Males will fight for territory and breeding rights against rivals. Even in towns, males from different clans will be antagonistic to one another and see them as a threat.

Being small and numerous makes the prairie dogs a target for predators. They are a keystone species for not only for their activities but also because they are prey.

As such, prairie dogs have a variety of calls to warn each other of potential threats or danger, and they place sentries at different posts to keep an eye out.

Apex Predator: Lions

Now we come to one of the apex predators of the grasslands, the lion. Lions are one of the few animals that large herbivores fear, with even the mighty rhinos and buffaloes occasionally being prey to these large cats.

Of all the big cat species, lions are probably the most social, with them generally living in large family groups called prides.

Depending on their size, prides are made up of between 1 and 4 males, several adult females (always more than the males), and their offspring. In some very large prides, there are upwards of 30 individuals.

A pride will mostly have a set area or territory that is theirs and is patrolled by the males of the pride, however, there are also lions that are nomadic.

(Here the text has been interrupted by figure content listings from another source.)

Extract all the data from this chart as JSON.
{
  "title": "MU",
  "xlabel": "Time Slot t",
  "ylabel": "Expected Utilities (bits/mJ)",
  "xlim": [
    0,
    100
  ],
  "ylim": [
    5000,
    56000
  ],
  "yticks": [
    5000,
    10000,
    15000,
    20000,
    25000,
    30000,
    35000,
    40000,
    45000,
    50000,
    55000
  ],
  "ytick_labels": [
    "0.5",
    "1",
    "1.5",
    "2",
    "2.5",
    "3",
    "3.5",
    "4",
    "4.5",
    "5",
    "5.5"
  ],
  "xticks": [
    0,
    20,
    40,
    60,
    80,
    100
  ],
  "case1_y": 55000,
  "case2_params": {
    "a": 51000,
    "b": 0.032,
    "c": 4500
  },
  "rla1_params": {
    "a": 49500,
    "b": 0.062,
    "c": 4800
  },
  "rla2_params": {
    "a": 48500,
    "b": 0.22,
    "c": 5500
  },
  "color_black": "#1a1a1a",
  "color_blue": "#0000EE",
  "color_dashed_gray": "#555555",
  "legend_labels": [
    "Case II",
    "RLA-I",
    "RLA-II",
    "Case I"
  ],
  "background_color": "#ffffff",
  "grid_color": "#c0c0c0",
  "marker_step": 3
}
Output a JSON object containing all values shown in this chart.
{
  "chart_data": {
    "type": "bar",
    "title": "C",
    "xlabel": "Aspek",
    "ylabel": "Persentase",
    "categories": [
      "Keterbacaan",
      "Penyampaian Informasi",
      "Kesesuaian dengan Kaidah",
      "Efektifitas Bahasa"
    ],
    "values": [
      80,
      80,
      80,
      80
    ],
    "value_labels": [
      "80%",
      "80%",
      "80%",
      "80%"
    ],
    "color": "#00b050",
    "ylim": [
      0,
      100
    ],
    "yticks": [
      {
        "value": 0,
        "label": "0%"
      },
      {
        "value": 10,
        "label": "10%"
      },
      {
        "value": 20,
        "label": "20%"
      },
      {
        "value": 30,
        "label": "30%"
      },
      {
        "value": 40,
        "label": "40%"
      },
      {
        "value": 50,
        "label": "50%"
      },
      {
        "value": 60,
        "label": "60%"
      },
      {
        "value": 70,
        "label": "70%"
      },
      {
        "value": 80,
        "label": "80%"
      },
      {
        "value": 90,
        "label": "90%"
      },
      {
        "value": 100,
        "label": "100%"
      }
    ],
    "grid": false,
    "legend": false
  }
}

Males will normally have a nomadic phase when they leave their original pride before finding a new one, however, some never give up the nomadic life.

These lions will range over vast areas either alone or in groups of 2 or 3 and interactions between them and other prides can be antagonistic at best.

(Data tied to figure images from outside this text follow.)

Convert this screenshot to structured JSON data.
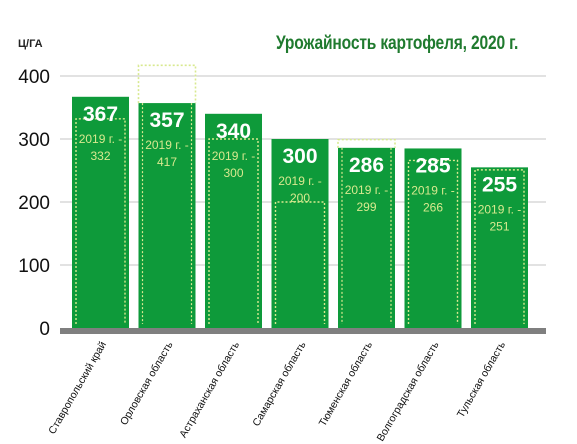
{
  "chart_data": {
    "type": "bar",
    "title": "Урожайность картофеля, 2020 г.",
    "ylabel": "Ц/ГА",
    "ylim": [
      0,
      400
    ],
    "yticks": [
      0,
      100,
      200,
      300,
      400
    ],
    "grid": true,
    "categories": [
      "Ставропольский край",
      "Орловская область",
      "Астраханская область",
      "Самарская область",
      "Тюменская область",
      "Волгоградская область",
      "Тульская область"
    ],
    "series": [
      {
        "values": [
          367,
          357,
          340,
          300,
          286,
          285,
          255
        ]
      },
      {
        "values": [
          332,
          417,
          300,
          200,
          299,
          266,
          251
        ]
      }
    ],
    "prev_labels": [
      "2019 г. -\n332",
      "2019 г. -\n417",
      "2019 г. -\n300",
      "2019 г. -\n200",
      "2019 г. -\n299",
      "2019 г. -\n266",
      "2019 г. -\n251"
    ],
    "colors": {
      "bar": "#0e9a3a",
      "prev": "#d8e98f",
      "grid": "#b3b3b3",
      "base": "#7f7f7f",
      "title": "#1f7a2e"
    }
  }
}
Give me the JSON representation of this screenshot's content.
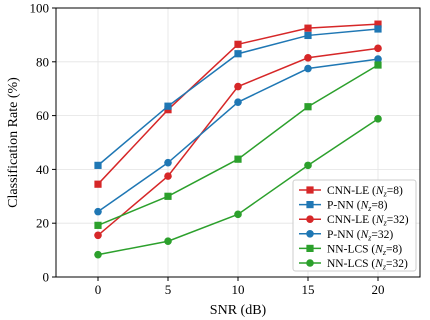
{
  "chart_data": {
    "type": "line",
    "xlabel": "SNR (dB)",
    "ylabel": "Classification Rate (%)",
    "x": [
      0,
      5,
      10,
      15,
      20
    ],
    "xlim": [
      -3,
      23
    ],
    "ylim": [
      0,
      100
    ],
    "xticks": [
      0,
      5,
      10,
      15,
      20
    ],
    "yticks": [
      0,
      20,
      40,
      60,
      80,
      100
    ],
    "grid": true,
    "legend_position": "bottom-right",
    "series": [
      {
        "name": "CNN-LE",
        "sub_param": "8",
        "color": "#d62728",
        "marker": "square",
        "values": [
          34.5,
          62.2,
          86.5,
          92.5,
          94.0
        ]
      },
      {
        "name": "P-NN",
        "sub_param": "8",
        "color": "#1f77b4",
        "marker": "square",
        "values": [
          41.5,
          63.5,
          83.0,
          89.8,
          92.2
        ]
      },
      {
        "name": "CNN-LE",
        "sub_param": "32",
        "color": "#d62728",
        "marker": "circle",
        "values": [
          15.5,
          37.5,
          70.8,
          81.5,
          85.0
        ]
      },
      {
        "name": "P-NN",
        "sub_param": "32",
        "color": "#1f77b4",
        "marker": "circle",
        "values": [
          24.3,
          42.5,
          65.0,
          77.5,
          81.0
        ]
      },
      {
        "name": "NN-LCS",
        "sub_param": "8",
        "color": "#2ca02c",
        "marker": "square",
        "values": [
          19.2,
          30.0,
          43.8,
          63.3,
          78.8
        ]
      },
      {
        "name": "NN-LCS",
        "sub_param": "32",
        "color": "#2ca02c",
        "marker": "circle",
        "values": [
          8.3,
          13.3,
          23.3,
          41.5,
          58.8
        ]
      }
    ]
  }
}
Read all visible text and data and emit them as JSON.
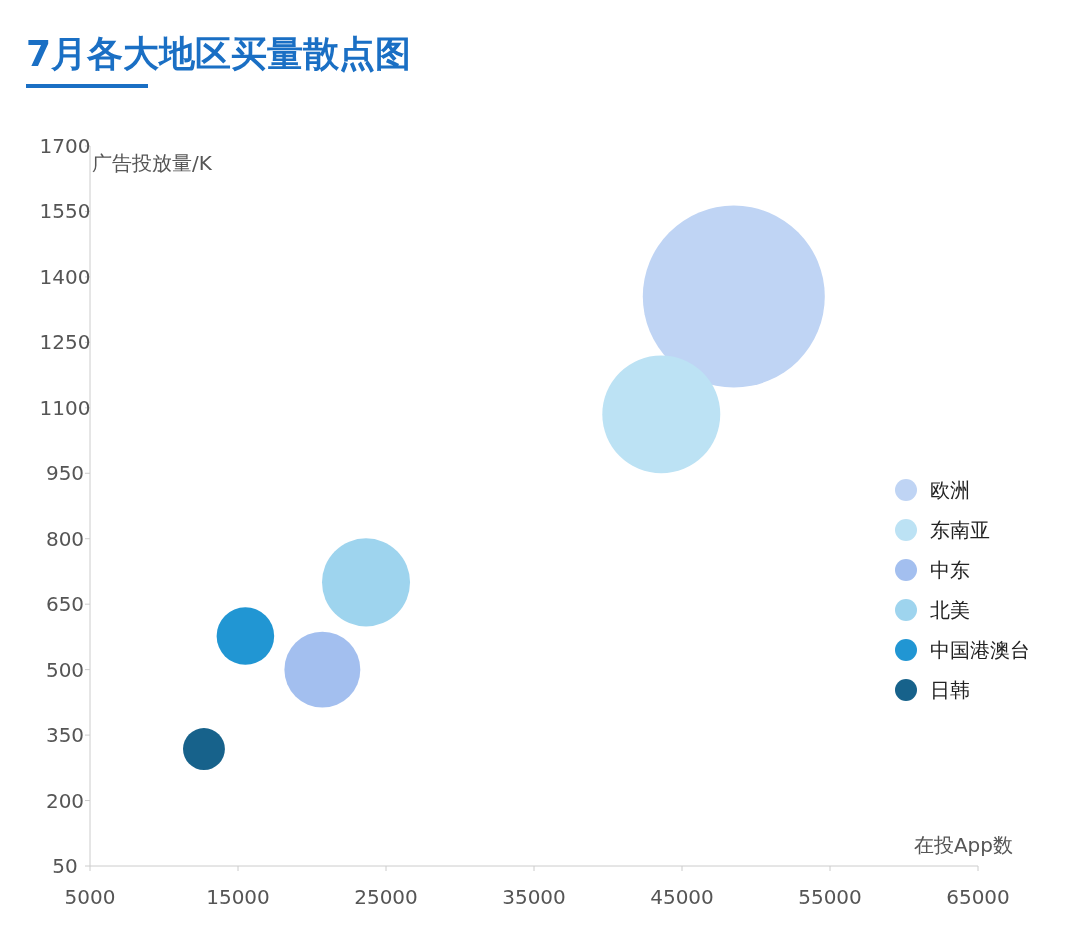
{
  "chart_data": {
    "type": "bubble",
    "title": "7月各大地区买量散点图",
    "xlabel": "在投App数",
    "ylabel": "广告投放量/K",
    "xlim": [
      5000,
      65000
    ],
    "xticks": [
      5000,
      15000,
      25000,
      35000,
      45000,
      55000,
      65000
    ],
    "ylim": [
      50,
      1700
    ],
    "yticks": [
      50,
      200,
      350,
      500,
      650,
      800,
      950,
      1100,
      1250,
      1400,
      1550,
      1700
    ],
    "legend": "right",
    "grid": false,
    "series": [
      {
        "name": "欧洲",
        "color": "#bfd4f4",
        "x": [
          48500
        ],
        "values": [
          1355
        ],
        "sizes": [
          1
        ]
      },
      {
        "name": "东南亚",
        "color": "#bce2f4",
        "x": [
          43600
        ],
        "values": [
          1085
        ],
        "sizes": [
          0.42
        ]
      },
      {
        "name": "中东",
        "color": "#a3bfef",
        "x": [
          20700
        ],
        "values": [
          500
        ],
        "sizes": [
          0.174
        ]
      },
      {
        "name": "北美",
        "color": "#9ed4ee",
        "x": [
          23650
        ],
        "values": [
          700
        ],
        "sizes": [
          0.234
        ]
      },
      {
        "name": "中国港澳台",
        "color": "#2196d3",
        "x": [
          15500
        ],
        "values": [
          577
        ],
        "sizes": [
          0.1
        ]
      },
      {
        "name": "日韩",
        "color": "#17628b",
        "x": [
          12700
        ],
        "values": [
          318
        ],
        "sizes": [
          0.053
        ]
      }
    ]
  }
}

Lions are hypercarnivores that eat almost exclusively meat. They hunt the animals that few others can: wildebeest, buffalo, giraffe, warthog, and many others.

They even on very rare occasions have taken down lone rhinos or young elephants, but this is normally out of desperation and often results in horrific injuries.

The females of a pride will work together to hunt these huge animals and take them down, using tactics, patience, and persistence.

Due to the environment that lions live in and particularly its heat, hunting is about the only thing they do, as for up to 20 hours per day lions sleep or laze around in the shade.

Final Thoughts

There are many different types of animals that live in the grasslands, and they all have different roles to play in their ecosystem.

It may not look like it, but they are all incredibly important, for example, large predators keep prey numbers down, thus stopping the grassland from being completely eaten and turning to desert.

These are essential ecosystems on earth today, and we should do our best to protect them and the creatures that live in them.